We have a $100\times100$ board divided into $10^4$ unit squares. These squares are coloured with four colours so that every row and every column has $25$ squares of each colour. Prove that there are $2$ rows and $2$ columns such that their $4$ intersections are painted with different colors.
My attempt:
I first counted number of pairs $\mathcal P$ $(r_1,r_2)$ such that $r_1,r_2$ belongs to same row, but different in colour. This can be done in $$\binom 42\times25\times 25$$ ways. So, in $100$ rows, this number is $$100\times\binom 42\times25\times 25$$ Now, we can find a pair of columns in $$\binom{100}2$$ ways.
So, by Pigeonhole Principle, we can find at least a pair of columns containing $$\left\lceil\frac{100\times\binom 42\times25\times 25}{\binom{100}2}\right\rceil\\=\left\lceil\frac{100\times75\times 50}{50\times99}\right\rceil\\=76$$ of those pairs $\mathcal P$.
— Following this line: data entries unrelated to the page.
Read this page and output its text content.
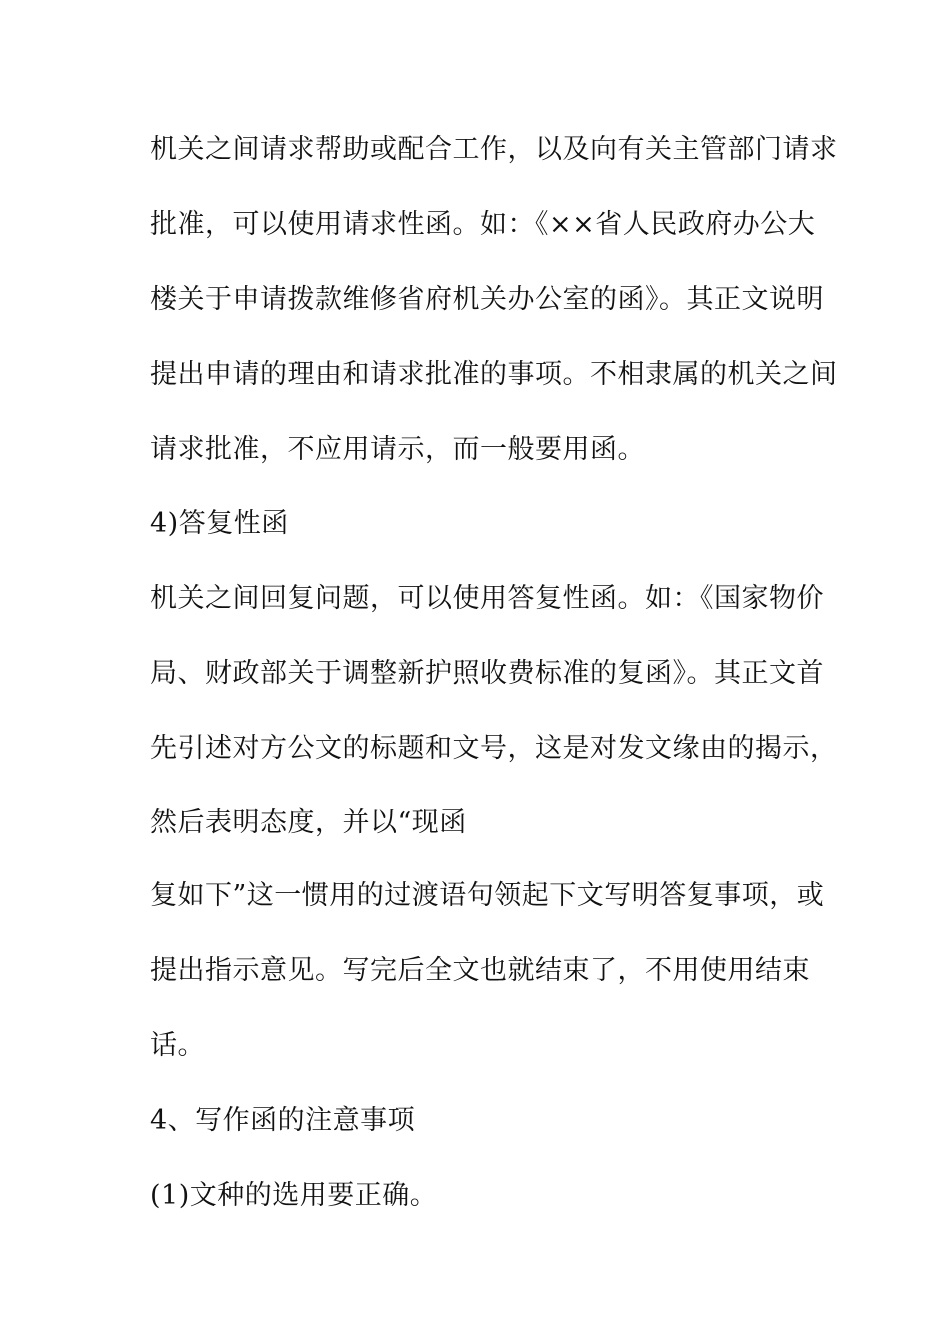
机关之间请求帮助或配合工作，以及向有关主管部门请求
批准，可以使用请求性函。如：《××省人民政府办公大
楼关于申请拨款维修省府机关办公室的函》。其正文说明
提出申请的理由和请求批准的事项。不相隶属的机关之间
请求批准，不应用请示，而一般要用函。
4)答复性函
机关之间回复问题，可以使用答复性函。如：《国家物价
局、财政部关于调整新护照收费标准的复函》。其正文首
先引述对方公文的标题和文号，这是对发文缘由的揭示，
然后表明态度，并以“现函
复如下”这一惯用的过渡语句领起下文写明答复事项，或
提出指示意见。写完后全文也就结束了，不用使用结束
话。
4、写作函的注意事项
(1)文种的选用要正确。
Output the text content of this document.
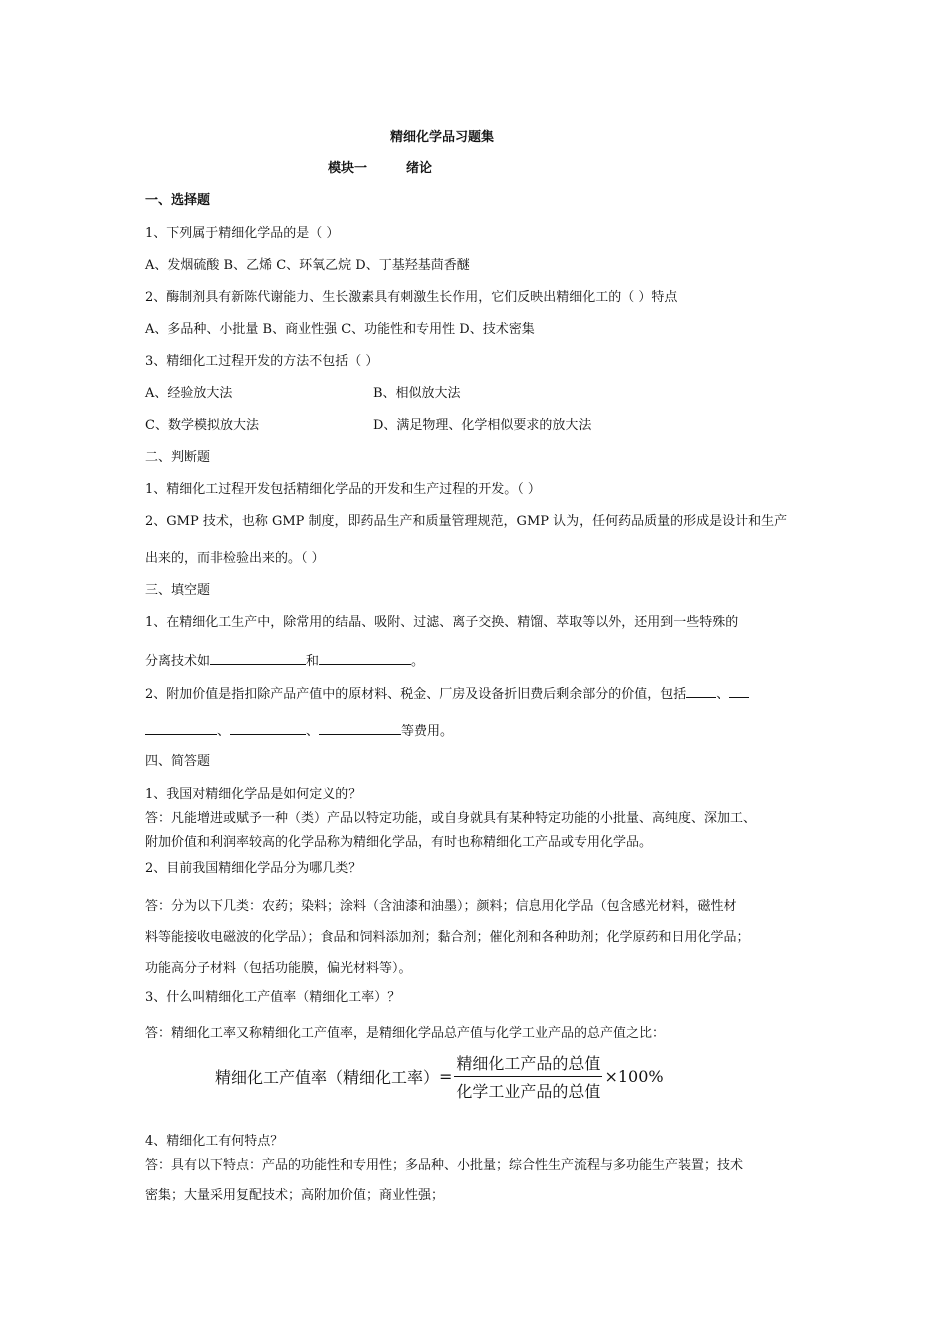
精细化学品习题集
模块一	绪论
一、选择题
1、下列属于精细化学品的是（ ）
A、发烟硫酸 B、乙烯 C、环氧乙烷 D、丁基羟基茴香醚
2、酶制剂具有新陈代谢能力、生长激素具有刺激生长作用，它们反映出精细化工的（ ）特点
A、多品种、小批量 B、商业性强 C、功能性和专用性 D、技术密集
3、精细化工过程开发的方法不包括（ ）
A、经验放大法	B、相似放大法
C、数学模拟放大法	D、满足物理、化学相似要求的放大法
二、判断题
1、精细化工过程开发包括精细化学品的开发和生产过程的开发。（ ）
2、GMP 技术，也称 GMP 制度，即药品生产和质量管理规范，GMP 认为，任何药品质量的形成是设计和生产
出来的，而非检验出来的。（ ）
三、填空题
1、在精细化工生产中，除常用的结晶、吸附、过滤、离子交换、精馏、萃取等以外，还用到一些特殊的
分离技术如	和	。
2、附加价值是指扣除产品产值中的原材料、税金、厂房及设备折旧费后剩余部分的价值，包括 、
、	、	等费用。
四、简答题
1、我国对精细化学品是如何定义的？
答：凡能增进或赋予一种（类）产品以特定功能，或自身就具有某种特定功能的小批量、高纯度、深加工、
附加价值和利润率较高的化学品称为精细化学品，有时也称精细化工产品或专用化学品。
2、目前我国精细化学品分为哪几类？
答：分为以下几类：农药；染料；涂料（含油漆和油墨）；颜料；信息用化学品（包含感光材料，磁性材
料等能接收电磁波的化学品）；食品和饲料添加剂；黏合剂；催化剂和各种助剂；化学原药和日用化学品；
功能高分子材料（包括功能膜，偏光材料等）。
3、什么叫精细化工产值率（精细化工率）？
答：精细化工率又称精细化工产值率，是精细化学品总产值与化学工业产品的总产值之比：
精细化工产值率（精细化工率） = $\frac{\text{精细化工产品的总值}}{\text{化学工业产品的总值}} \times 100\%$
4、精细化工有何特点？
答：具有以下特点：产品的功能性和专用性；多品种、小批量；综合性生产流程与多功能生产装置；技术
密集；大量采用复配技术；高附加价值；商业性强；
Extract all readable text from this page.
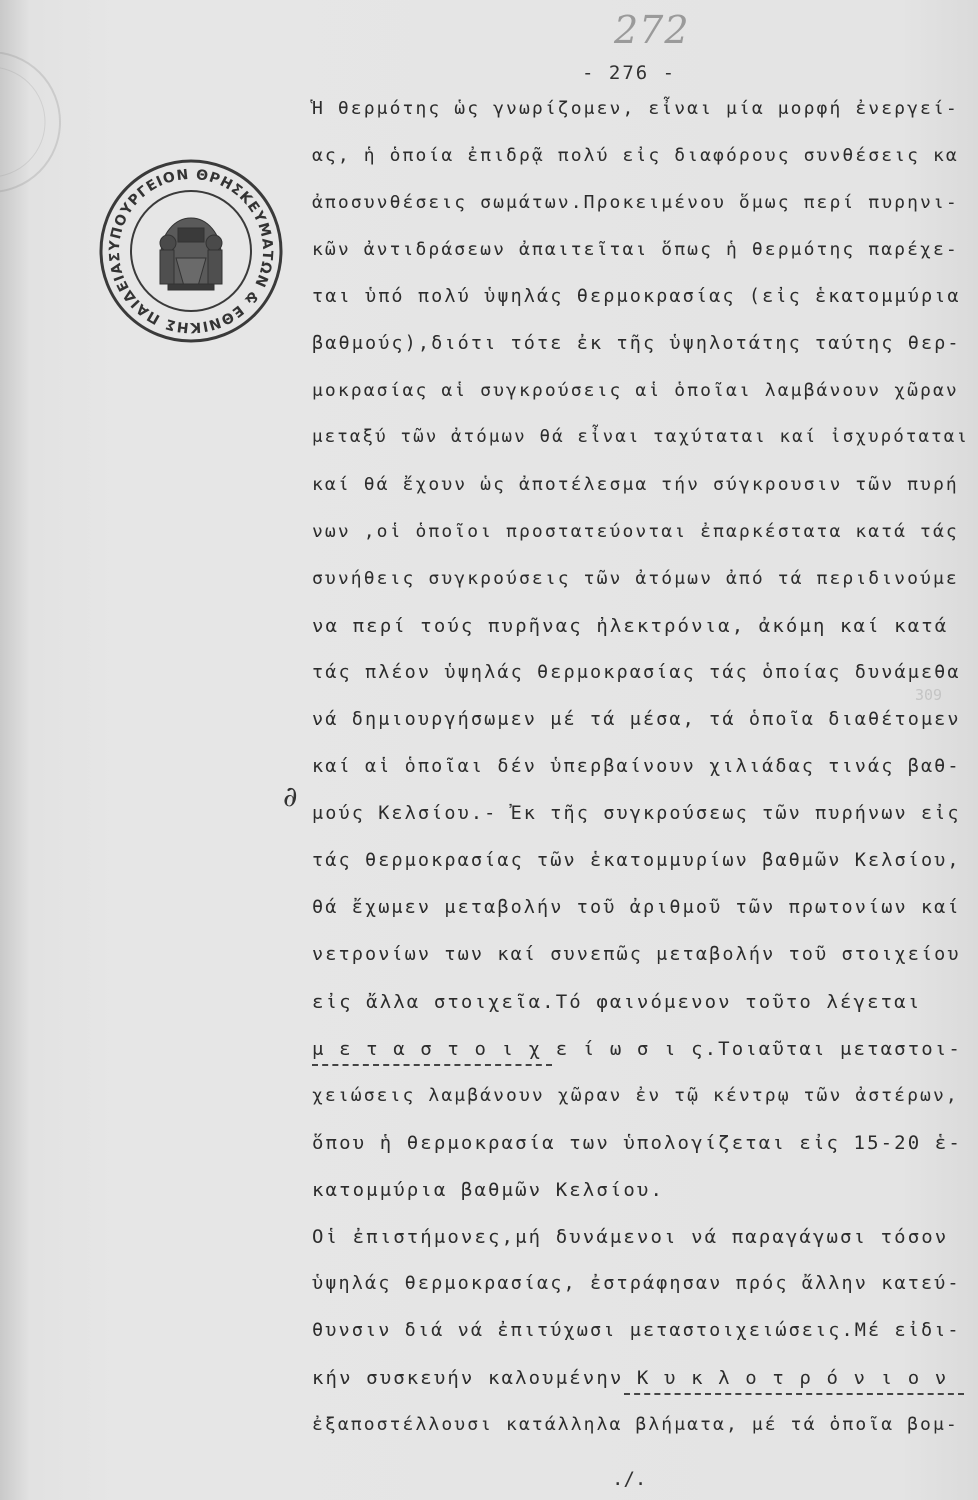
272
- 276 -
ΥΠΟΥΡΓΕΙΟΝ ΘΡΗΣΚΕΥΜΑΤΩΝ & ΕΘΝΙΚΗΣ ΠΑΙΔΕΙΑΣ
∂
309
Ἡ θερμότης ὡς γνωρίζομεν, εἶναι μία μορφή ἐνεργεί-
ας, ἡ ὁποία ἐπιδρᾷ πολύ εἰς διαφόρους συνθέσεις κα
ἀποσυνθέσεις σωμάτων.Προκειμένου ὅμως περί πυρηνι-
κῶν ἀντιδράσεων ἀπαιτεῖται ὅπως ἡ θερμότης παρέχε-
ται ὑπό πολύ ὑψηλάς θερμοκρασίας (εἰς ἑκατομμύρια
βαθμούς),διότι τότε ἐκ τῆς ὑψηλοτάτης ταύτης θερ-
μοκρασίας αἱ συγκρούσεις αἱ ὁποῖαι λαμβάνουν χῶραν
μεταξύ τῶν ἀτόμων θά εἶναι ταχύταται καί ἰσχυρόταται
καί θά ἔχουν ὡς ἀποτέλεσμα τήν σύγκρουσιν τῶν πυρή
νων ,οἱ ὁποῖοι προστατεύονται ἐπαρκέστατα κατά τάς
συνήθεις συγκρούσεις τῶν ἀτόμων ἀπό τά περιδινούμε
να περί τούς πυρῆνας ἠλεκτρόνια, ἀκόμη καί κατά
τάς πλέον ὑψηλάς θερμοκρασίας τάς ὁποίας δυνάμεθα
νά δημιουργήσωμεν μέ τά μέσα, τά ὁποῖα διαθέτομεν
καί αἱ ὁποῖαι δέν ὑπερβαίνουν χιλιάδας τινάς βαθ-
μούς Κελσίου.- Ἐκ τῆς συγκρούσεως τῶν πυρήνων εἰς
τάς θερμοκρασίας τῶν ἑκατομμυρίων βαθμῶν Κελσίου,
θά ἔχωμεν μεταβολήν τοῦ ἀριθμοῦ τῶν πρωτονίων καί
νετρονίων των καί συνεπῶς μεταβολήν τοῦ στοιχείου
εἰς ἄλλα στοιχεῖα.Τό φαινόμενον τοῦτο λέγεται
μ ε τ α σ τ ο ι χ ε ί ω σ ι ς.Τοιαῦται μεταστοι-
χειώσεις λαμβάνουν χῶραν ἐν τῷ κέντρῳ τῶν ἀστέρων,
ὅπου ἡ θερμοκρασία των ὑπολογίζεται εἰς 15-20 ἑ-
κατομμύρια βαθμῶν Κελσίου.
Οἱ ἐπιστήμονες,μή δυνάμενοι νά παραγάγωσι τόσον
ὑψηλάς θερμοκρασίας, ἐστράφησαν πρός ἄλλην κατεύ-
θυνσιν διά νά ἐπιτύχωσι μεταστοιχειώσεις.Μέ εἰδι-
κήν συσκευήν καλουμένην Κ υ κ λ ο τ ρ ό ν ι ο ν
ἐξαποστέλλουσι κατάλληλα βλήματα, μέ τά ὁποῖα βομ-
./.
But unable to proceed anymore. And this approach too seems misleading, because in every pair of columns, we can always find $\binom42\times25\times25$ pairs from $\mathcal P$. So, this approach makes no sense, I think.
What should be correct approach? And also, "if we pour $nk+1$ objects into $n$ urns, then there is an urn with $k+1$ objects", can this concept be plugged in this question?
Let the colors used be $A$, $B$, $C$, $D$. We call an unordered pair of squares neoliberal if the two squares lie in the same row and are of different colors. Every row gives rise to $6 \cdot 25^2$ neoliberal pairs (given by $\binom{4}{2}$ possible pairs of colors and $25$ squares of each color). Thus, summing over all the rows, there is a total of $100 \cdot 6 \cdot 25^2$ neoliberal pairs. On the other hand, each such pair is simply the intersection of one row with a pair of distinct columns. Because there are$$\binom{100}{2} = 100 \cdot 99/2$$pairs of columns, some pair of columns contains at least$${{100 \cdot 6 \cdot 25^2}\over{100 \cdot 99/2}} = {{2 \cdot 6 \cdot 25^2}\over{99}} > {{12 \cdot 25^2}\over{4 \cdot 25}} = 75$$neoliberal pairs. Thus, some two fixed columns form neoliberal pairs in at least $76$ rows. We henceforth ignore all other rows and columns; we may as well assume that we have only a $76 \times 2$ board colored in four colors, in which each row contains two different colors and no color occurs more than $25$ times in each column.
For each row, consider the pair of colors it contains. If the pairs $\{A, B\}$ and $\{C, D\}$ each occur in some row, we are done; likewise for $\{A, C\}$, $\{B, D\}$ and $\{A, D\}$, $\{B, C\}$. Thus, suppose that at most one pair of colors from each of these three sets occurs; we now seek a possible relabelling of colors: either $\{A, B\}$, $\{A, C\}$, $\{A, D\}$ are the only pairs that can occur, or $\{A, B\}$, $\{A, C\}$, $\{B, C\}$ are. In the first case, each of the $76$ rows contains a square of color $A$, implying that one column has more than $25$ squares of color $A$, a contradiction. In the second case, each column can contain only the letters $A$, $B$, $C$. There can only be $25$ squares of each color $A$, $B$, $C$ in each column, for a total of at most $150$ squares, but there are $152$ squares in total, a contradiction. This completes the proof.